The Games begin with a reception and briefing for scholarship recipients.They share the stories of their journeys to the Gay Games, the efforts equired to get there, and their motivations for participating.
At the end of the week, they meet again to share the life-changing experience of the Gay Games.
Just one example of the changes wrought by the Gay Games is the story of Konstantin Yanblotskiy.
Konstantin is a figure skater from Russia, one of the target countries for outreach for Gay Games VIII. He was invited to the sports press conference at the Games, where he spoke of his delight at winning a gold and a silver medal in figure skating, and of his pleasure in discovering an event that represents high standards in sport, but which at the same time offers innovative forms of competition, largely thanks to the strong partnership between the host, the FGG and its member governing body (in this case, the IGFSU), and a progressive international governing body (ISI for Gay Games figure skating).

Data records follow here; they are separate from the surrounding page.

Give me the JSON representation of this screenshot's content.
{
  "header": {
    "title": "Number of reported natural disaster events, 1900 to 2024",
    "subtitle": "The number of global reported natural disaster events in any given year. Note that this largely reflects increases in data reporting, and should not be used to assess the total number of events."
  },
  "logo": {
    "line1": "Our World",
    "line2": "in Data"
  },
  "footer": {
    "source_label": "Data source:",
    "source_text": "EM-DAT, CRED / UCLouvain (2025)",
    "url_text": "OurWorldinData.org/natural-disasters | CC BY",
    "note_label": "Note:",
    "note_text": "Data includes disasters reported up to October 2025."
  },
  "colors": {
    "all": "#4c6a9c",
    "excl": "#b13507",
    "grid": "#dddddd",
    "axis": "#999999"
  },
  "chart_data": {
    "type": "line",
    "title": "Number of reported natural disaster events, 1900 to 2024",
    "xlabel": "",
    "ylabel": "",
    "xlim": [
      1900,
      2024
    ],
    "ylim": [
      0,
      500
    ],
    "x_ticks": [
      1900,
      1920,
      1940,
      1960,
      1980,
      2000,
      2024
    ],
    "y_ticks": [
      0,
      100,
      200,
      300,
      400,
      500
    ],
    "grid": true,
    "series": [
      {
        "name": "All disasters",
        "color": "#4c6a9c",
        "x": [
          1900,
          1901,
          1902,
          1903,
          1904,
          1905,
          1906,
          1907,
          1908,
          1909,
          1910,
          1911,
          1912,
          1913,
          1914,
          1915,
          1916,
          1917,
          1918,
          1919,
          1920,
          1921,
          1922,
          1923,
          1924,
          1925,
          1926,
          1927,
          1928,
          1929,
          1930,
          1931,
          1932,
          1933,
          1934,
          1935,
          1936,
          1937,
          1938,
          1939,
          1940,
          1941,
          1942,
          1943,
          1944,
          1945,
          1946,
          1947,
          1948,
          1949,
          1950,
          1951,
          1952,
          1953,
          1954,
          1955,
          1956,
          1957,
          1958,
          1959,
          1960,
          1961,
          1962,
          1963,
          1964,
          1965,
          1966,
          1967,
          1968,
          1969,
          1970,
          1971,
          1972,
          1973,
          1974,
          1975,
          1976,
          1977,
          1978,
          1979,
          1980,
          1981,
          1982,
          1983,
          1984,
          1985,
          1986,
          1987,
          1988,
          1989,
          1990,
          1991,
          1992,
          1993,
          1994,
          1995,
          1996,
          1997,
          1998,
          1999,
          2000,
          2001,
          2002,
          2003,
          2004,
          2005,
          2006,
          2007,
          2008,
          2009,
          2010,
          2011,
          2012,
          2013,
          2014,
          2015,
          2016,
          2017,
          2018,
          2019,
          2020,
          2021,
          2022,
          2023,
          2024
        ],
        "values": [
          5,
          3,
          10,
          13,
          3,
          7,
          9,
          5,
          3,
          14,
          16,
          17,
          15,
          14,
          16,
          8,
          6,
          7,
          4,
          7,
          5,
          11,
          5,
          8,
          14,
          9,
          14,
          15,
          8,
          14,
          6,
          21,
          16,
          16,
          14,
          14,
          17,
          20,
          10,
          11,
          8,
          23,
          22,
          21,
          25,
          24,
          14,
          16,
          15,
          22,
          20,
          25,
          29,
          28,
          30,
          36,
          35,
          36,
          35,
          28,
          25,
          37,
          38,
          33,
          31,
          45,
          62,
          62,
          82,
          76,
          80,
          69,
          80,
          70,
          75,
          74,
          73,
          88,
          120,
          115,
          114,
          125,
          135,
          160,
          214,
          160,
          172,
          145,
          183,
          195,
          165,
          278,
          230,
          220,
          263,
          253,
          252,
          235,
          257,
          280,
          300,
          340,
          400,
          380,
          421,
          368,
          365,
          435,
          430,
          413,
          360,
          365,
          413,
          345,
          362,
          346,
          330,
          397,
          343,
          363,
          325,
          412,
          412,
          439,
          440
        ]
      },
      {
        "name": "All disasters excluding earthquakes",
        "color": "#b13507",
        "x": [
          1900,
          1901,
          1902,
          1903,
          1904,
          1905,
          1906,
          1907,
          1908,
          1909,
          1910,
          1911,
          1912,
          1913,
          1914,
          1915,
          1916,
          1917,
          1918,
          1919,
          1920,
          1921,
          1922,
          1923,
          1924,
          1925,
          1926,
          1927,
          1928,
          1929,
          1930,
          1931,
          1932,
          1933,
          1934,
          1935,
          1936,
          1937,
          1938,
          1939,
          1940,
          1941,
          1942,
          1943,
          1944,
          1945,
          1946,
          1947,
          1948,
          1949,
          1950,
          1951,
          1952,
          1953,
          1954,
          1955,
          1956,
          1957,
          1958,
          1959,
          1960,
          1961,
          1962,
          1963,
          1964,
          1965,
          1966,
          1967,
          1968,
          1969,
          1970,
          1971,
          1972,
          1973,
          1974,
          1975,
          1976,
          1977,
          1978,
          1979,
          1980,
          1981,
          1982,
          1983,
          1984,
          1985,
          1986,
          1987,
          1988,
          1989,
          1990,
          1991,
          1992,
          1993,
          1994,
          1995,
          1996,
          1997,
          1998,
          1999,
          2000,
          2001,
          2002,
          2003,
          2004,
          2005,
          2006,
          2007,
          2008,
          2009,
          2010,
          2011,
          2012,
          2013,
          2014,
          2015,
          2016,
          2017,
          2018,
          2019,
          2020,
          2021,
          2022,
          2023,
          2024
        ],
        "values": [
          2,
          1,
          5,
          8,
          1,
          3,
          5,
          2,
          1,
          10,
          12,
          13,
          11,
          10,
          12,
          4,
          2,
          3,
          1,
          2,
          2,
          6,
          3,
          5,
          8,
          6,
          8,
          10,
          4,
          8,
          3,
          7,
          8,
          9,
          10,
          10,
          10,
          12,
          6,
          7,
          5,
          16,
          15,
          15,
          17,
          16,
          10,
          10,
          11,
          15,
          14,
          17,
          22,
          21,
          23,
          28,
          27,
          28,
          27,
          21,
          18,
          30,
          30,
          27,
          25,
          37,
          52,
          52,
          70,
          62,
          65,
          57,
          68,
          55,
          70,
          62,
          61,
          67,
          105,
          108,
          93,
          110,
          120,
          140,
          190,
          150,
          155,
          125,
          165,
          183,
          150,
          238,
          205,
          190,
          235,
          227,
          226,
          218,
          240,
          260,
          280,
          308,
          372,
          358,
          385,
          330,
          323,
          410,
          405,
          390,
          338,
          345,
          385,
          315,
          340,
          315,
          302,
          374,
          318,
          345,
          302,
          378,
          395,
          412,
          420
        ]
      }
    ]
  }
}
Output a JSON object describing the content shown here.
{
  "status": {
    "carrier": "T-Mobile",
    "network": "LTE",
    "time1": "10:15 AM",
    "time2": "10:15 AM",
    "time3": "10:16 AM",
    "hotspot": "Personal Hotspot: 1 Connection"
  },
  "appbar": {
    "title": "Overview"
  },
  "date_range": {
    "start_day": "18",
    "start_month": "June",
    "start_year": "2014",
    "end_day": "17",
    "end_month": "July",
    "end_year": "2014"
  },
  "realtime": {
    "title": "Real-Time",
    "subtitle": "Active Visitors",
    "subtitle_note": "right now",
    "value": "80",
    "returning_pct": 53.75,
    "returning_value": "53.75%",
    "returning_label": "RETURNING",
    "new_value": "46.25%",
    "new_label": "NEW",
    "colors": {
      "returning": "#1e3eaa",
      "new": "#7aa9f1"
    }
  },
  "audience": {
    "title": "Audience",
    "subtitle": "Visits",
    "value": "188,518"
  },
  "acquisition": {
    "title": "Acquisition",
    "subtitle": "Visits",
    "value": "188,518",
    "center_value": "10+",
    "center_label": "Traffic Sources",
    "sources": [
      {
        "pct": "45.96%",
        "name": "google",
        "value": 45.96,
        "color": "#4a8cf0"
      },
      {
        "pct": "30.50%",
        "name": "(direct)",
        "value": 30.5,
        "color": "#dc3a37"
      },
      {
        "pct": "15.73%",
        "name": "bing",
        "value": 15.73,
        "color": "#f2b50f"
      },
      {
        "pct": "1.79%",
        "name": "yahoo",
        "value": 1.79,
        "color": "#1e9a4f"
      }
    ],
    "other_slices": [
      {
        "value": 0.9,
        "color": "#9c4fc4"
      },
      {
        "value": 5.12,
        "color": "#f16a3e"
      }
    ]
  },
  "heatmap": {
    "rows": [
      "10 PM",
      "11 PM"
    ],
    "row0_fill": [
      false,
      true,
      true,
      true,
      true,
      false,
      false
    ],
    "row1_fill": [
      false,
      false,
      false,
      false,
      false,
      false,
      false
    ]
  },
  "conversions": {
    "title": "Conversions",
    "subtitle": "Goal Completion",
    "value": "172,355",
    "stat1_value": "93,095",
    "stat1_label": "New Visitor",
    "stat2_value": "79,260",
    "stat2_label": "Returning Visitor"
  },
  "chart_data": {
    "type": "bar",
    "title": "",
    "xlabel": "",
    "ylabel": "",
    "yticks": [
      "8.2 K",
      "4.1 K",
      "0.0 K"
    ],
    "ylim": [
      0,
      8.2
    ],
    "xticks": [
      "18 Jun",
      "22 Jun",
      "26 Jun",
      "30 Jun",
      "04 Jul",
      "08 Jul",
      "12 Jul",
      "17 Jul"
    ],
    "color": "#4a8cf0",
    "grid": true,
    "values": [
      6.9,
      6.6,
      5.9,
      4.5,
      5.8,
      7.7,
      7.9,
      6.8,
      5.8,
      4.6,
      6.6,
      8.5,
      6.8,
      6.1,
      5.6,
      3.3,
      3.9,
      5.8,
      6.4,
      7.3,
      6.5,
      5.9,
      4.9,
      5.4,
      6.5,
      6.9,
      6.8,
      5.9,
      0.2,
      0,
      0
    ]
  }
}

Konstantin also discussed the evolution of his own attitudes thanks to his Gay Games experience. Before coming, he was out to few people. He stated that when he would return to Russia, if asked where he has been, thanks to the courage his experience in Cologne has generated, he would be able to say with pride that he was at the Gay Games, where he competed against other athletes, gay and straight, and won two medals.
Since then, he has gone far beyond just “confessing” his participation in the Gay Games: he is one of the founders of the Russian LGBT Sports Federation, which despite the growing official and unofficial homophobia in Russia, has already been able to organize several tournaments.